Strings are everywhere in data—they allow folks to have descriptive text field columns, use regex in their data work, and honestly, they just make the data world go ‘round.
Below, we’ll unpack the different string formats you might see in a modern cloud data warehouse and common use cases for strings.
Using SQL strings
Strings are inherent in your data—they’re the name fields that someone inputs when they sign up for an account, they represent the item someone bought from your ecommerce store, they describe the customer address, and so on.
To formalize it a bit, a string type is a word, or the combination of characters that you’ll typically see encased in single quotes (ex. 'Jaffle Shop', '1234 Shire Lane', 'Plan A').
Most often, when you’re working with strings in a dbt model or query, you’re:
- Changing the casing (uppering/lowering) to create some standard for your string type columns in your data warehouse
- Concatenating strings together to create more robust, uniform, or descriptive string values
- Unnesting JSON or more complex structured data objects and converting those values to explicit strings
- Casting a column of a different type to a string for better compatibility or usability in a BI tool
- Filtering queries on certain string values
- Creating a new string column type based off a CASE WHEN statement to bucket data by
- Splitting a string into a substring
This is not an exhaustive list of string functionality or use cases, but contains some common scenarios analytics engineers face day-to-day.

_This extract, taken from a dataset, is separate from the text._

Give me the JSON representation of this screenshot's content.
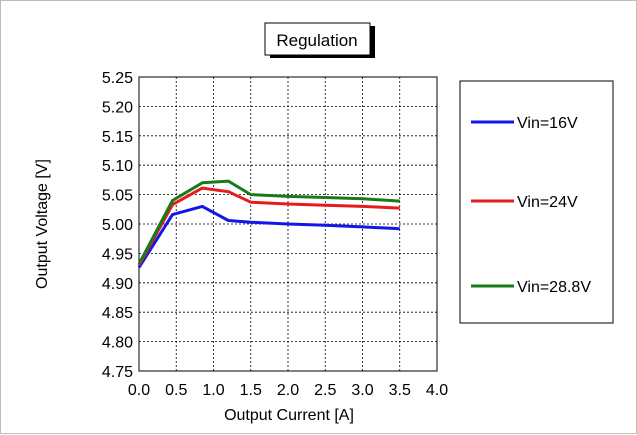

Strings in an example query
select
date_trunc('month', order_date)::string as order_month,
round(avg(amount)) as avg_order_amount
from {{ ref('orders') }}
where status not in ('returned', 'return_pending')
group by 1
This query using the Jaffle Shop’s orders
table will return the order month as a string and rounded order amount for only orders with statuses not equal to returned
or pending
string values:
order_month | avg_order_amount |
---|---|
2018-01-01 | 18 |
2018-02-01 | 15 |
2018-03-01 | 18 |
2018-04-01 | 17 |
String support in Snowflake, Databricks, BigQuery, and Redshift
Snowflake, Databricks, Google BigQuery, and Amazon Redshift all support the string data type. They may have slightly varying sub-types for strings; some data warehouses such as Snowflake and Redshift support text, char, and character string types which typically differ in byte length in comparison to the generic string type.
Again, since most string type columns are inherent in your data, you’ll likely be ok using generic varchar or strings for casting, but it never hurts to read up on the docs specific to your data warehouse string support!